Reign in Spain

Spanish PM Mariano Rajoy (Photo: Facebook)


A Head of Government in Europe has stepped out in disgrace. Spain is in crisis after the turmoil over sub-regional jingoism in Catalonia some months ago. Mariano Rajoy, who was till last Friday known as the great survivor of Spanish politics, has been moved out as Prime Minister in a vote of no-confidence after several former members of his party were convicted of corruption in a case that has turned out to be a scandal.

The striking feature of the transition in a country that is grappling with a parlous economy must be that the socialists will be back at the helm after tabling the motion to oust Rajoy. He will be replaced by Pedro Sánchez, the leader of Spain’s opposition socialist PSOE. It will be a remarkable comeback for Sanchez who had regained his party leadership barely a year ago.

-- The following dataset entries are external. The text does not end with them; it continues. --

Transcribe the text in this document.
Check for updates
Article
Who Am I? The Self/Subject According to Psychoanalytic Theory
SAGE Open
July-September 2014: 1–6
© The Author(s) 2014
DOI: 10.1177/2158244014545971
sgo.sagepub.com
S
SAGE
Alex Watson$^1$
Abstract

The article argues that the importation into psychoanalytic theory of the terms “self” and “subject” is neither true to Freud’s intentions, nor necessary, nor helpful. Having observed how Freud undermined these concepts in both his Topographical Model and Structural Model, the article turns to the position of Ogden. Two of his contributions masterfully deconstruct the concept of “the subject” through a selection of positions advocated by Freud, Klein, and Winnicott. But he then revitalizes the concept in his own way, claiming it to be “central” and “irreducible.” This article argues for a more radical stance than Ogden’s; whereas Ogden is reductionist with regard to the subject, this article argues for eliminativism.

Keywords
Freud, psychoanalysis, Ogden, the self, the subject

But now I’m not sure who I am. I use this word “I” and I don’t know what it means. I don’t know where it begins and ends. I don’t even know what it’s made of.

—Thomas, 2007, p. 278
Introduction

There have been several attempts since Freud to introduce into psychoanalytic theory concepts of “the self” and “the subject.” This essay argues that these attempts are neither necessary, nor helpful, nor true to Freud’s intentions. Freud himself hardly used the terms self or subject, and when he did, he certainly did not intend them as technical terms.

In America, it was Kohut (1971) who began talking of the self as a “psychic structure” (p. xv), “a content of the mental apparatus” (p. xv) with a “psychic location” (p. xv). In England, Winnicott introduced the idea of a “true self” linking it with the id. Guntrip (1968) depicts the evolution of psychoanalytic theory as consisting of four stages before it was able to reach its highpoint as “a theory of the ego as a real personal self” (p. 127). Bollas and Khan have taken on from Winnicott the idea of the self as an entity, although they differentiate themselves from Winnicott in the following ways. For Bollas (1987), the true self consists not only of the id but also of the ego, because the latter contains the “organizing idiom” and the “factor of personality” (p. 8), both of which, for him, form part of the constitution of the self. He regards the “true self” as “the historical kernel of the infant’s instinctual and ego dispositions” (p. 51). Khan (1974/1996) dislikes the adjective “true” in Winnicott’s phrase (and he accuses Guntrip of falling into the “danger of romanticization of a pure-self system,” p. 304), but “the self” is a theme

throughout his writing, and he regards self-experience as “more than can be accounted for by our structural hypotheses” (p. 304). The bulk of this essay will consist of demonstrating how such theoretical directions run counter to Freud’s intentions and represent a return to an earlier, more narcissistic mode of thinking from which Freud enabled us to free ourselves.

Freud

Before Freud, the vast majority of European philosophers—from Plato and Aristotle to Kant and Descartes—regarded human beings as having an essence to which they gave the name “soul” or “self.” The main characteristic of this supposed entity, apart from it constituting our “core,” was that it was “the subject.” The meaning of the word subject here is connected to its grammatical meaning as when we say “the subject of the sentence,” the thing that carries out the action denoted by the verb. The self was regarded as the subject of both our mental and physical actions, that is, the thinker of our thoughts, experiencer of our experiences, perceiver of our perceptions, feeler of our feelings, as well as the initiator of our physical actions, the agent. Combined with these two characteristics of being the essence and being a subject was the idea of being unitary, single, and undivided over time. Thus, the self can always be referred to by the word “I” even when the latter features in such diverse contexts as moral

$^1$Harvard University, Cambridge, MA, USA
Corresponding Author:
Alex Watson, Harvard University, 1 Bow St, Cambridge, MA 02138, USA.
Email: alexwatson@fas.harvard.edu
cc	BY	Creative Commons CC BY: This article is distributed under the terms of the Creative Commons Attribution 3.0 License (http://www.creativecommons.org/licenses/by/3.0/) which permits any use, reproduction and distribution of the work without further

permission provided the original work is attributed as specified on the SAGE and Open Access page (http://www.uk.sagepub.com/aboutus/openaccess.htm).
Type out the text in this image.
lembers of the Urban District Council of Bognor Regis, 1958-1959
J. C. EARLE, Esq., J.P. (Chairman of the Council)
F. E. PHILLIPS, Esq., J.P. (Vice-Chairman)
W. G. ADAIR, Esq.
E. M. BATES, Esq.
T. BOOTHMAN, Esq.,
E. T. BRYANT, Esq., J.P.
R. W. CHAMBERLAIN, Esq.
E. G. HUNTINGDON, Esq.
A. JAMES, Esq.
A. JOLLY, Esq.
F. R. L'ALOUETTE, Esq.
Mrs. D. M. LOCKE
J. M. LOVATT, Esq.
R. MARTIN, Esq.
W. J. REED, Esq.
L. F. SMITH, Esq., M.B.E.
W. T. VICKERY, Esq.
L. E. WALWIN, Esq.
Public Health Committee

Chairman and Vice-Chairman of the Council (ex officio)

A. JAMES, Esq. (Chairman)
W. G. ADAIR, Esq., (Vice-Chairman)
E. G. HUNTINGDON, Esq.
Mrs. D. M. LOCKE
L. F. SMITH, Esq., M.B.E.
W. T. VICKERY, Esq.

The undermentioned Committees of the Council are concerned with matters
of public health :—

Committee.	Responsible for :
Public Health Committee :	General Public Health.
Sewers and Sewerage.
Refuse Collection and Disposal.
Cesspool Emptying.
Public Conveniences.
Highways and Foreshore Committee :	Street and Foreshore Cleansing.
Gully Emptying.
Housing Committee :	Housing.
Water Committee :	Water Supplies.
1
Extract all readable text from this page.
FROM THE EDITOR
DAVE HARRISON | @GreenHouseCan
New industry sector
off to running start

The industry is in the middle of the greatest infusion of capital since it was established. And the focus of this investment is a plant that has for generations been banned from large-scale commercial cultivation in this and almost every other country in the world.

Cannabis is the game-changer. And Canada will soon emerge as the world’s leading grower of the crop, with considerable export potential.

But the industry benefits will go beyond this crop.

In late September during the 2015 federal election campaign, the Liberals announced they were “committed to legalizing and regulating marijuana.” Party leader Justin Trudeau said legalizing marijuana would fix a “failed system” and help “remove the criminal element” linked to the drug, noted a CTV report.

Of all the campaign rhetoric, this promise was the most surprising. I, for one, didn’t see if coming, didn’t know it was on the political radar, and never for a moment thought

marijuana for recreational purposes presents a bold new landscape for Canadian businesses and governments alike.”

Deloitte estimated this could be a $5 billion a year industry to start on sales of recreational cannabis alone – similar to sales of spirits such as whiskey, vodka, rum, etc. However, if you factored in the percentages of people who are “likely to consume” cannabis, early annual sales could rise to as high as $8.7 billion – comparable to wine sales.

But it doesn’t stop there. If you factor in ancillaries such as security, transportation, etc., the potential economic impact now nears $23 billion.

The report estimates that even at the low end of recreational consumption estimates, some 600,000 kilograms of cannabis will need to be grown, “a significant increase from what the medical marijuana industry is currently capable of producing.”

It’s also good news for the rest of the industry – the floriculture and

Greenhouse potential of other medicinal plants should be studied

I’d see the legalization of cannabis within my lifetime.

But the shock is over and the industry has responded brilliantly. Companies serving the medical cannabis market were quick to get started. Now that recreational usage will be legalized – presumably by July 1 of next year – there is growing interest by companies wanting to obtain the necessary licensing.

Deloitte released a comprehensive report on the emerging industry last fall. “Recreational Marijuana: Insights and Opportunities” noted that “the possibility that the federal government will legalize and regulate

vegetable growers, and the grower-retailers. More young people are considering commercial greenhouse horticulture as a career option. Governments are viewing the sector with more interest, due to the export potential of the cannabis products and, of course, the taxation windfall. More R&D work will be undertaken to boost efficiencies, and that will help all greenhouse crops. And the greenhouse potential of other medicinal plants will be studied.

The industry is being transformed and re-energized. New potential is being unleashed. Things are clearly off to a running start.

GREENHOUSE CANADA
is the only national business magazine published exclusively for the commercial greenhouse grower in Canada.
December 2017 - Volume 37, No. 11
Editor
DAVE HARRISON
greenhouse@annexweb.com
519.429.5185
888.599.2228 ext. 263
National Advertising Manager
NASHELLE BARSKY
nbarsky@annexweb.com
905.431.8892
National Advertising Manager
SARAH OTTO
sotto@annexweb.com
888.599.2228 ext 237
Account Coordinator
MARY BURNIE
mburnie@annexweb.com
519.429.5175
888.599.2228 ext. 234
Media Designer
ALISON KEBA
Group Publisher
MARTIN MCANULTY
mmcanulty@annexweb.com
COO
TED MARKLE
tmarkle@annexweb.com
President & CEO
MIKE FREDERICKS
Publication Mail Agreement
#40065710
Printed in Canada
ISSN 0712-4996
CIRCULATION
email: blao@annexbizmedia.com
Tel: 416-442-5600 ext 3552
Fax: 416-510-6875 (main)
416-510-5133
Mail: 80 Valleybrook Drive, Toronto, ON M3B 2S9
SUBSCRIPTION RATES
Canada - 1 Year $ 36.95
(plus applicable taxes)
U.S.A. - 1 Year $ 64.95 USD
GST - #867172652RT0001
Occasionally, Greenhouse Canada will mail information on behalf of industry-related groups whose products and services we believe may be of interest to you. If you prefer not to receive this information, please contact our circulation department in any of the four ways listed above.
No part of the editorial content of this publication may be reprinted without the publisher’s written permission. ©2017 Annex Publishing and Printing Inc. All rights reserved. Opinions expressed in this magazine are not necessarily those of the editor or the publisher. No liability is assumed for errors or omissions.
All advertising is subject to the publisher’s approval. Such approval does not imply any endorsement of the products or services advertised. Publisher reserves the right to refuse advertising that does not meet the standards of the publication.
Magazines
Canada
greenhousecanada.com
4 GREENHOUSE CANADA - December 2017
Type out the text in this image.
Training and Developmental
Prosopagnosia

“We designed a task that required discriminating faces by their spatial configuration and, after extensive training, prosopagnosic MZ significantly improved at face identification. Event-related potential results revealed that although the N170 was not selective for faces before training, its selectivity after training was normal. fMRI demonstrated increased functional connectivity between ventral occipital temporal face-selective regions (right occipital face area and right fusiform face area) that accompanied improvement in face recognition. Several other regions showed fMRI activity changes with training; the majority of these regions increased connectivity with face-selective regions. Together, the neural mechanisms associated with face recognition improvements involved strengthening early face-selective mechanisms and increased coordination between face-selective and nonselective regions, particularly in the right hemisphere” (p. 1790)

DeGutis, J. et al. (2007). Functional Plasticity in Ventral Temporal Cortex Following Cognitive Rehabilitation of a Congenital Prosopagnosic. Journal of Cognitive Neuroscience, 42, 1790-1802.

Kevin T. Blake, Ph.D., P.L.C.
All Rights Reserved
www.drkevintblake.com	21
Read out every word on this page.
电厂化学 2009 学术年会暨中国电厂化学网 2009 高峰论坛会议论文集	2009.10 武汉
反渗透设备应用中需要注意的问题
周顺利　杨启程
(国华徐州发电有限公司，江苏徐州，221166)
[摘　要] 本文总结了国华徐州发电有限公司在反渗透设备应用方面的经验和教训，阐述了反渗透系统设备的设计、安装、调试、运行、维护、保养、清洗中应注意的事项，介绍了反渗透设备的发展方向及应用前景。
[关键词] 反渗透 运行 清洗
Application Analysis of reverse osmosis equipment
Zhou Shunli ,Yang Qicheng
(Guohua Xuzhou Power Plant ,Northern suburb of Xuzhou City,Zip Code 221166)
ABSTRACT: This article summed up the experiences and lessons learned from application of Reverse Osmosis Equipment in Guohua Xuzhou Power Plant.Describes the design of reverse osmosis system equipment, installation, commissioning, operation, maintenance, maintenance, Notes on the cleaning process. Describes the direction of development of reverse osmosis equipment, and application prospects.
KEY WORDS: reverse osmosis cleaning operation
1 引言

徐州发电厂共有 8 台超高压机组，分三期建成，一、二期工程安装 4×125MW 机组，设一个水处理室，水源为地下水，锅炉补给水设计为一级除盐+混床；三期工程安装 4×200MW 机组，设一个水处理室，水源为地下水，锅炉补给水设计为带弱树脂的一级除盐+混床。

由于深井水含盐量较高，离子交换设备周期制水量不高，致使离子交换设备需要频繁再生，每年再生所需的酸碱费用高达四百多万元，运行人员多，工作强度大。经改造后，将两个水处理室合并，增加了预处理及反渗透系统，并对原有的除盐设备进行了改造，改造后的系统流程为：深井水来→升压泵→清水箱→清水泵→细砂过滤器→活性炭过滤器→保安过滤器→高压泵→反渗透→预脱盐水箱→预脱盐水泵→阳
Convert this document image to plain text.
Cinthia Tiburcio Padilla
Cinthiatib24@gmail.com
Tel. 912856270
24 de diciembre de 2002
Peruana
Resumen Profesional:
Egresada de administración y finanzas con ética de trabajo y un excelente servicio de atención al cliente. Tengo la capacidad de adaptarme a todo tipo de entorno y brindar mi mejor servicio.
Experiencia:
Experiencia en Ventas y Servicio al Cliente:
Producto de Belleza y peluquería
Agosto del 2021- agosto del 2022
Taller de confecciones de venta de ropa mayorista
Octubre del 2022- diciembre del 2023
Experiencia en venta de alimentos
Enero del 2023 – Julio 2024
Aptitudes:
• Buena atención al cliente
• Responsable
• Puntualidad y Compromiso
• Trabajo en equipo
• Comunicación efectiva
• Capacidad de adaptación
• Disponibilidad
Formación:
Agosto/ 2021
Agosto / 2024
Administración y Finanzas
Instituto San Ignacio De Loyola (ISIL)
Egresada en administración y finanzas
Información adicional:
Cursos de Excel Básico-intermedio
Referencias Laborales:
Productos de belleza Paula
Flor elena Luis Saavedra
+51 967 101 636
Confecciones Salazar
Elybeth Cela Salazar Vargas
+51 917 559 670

The socialist motion won the support of 180 MPs ~ four more than the 176 needed in the 350-seat Parliament. Suffice it to register that the corruption scandal involving Rajoy and his cohorts has reached its nemesis.

It is, by any reckoning, a “complex political moment”, as Sanchez acknowledged in his acceptance address. Politically, Spain is on the turn and the new incumbent seems acutely aware of the “pressing social needs” after a bout of austerity under Rajoy’s conservative government. It is a huge responsibility, therefore, both in the economic and political perspectives.

Rajoy, who served as premier for seven years, had managed to weather a series of corruption scandals within his People’s Party (PP); but it was the political anger over corruption that eventually did him in. Spain’s highest criminal court found that the party had benefited from an enormous and illegal kickbacks-for-contracts scheme, known as the Gürtel case.

Rajoy’s fate was sealed on Thursday afternoon when the Basque Nationalist Party (PNV) joined the anti-austerity Podemos party and the two biggest Catalan pro-independence parties in backing the PSOE motion. Rajoy made a stout defence of his party and government in the parliamentary debate on his leadership, accusing PSOE of opportunism and forgetting about its own corruption scandals.

“With what moral authority are you speaking? Are you perhaps Mother Teresa of Calcutta?” he asked. Quite the most charitable construct must be that comparisons are odious.

Not wholly unrelated to these developments is that the government in Madrid has given its approval to a “new separatist executive” in Catalonia. Markedly, it does not include jailed or exiled former ministers and paves the way for the central authority to end direct rule in the region.

The new Catalan government will be allowed to assume its duties. And when it does, Madrid’s direct rule over the wealthy north-eastern region will automatically be lifted. Friday’s forward movement in Catalonia is, therefore, no less critical than the change of guard in Madrid. This has been reinforced with the swearing-in of a new separatist government.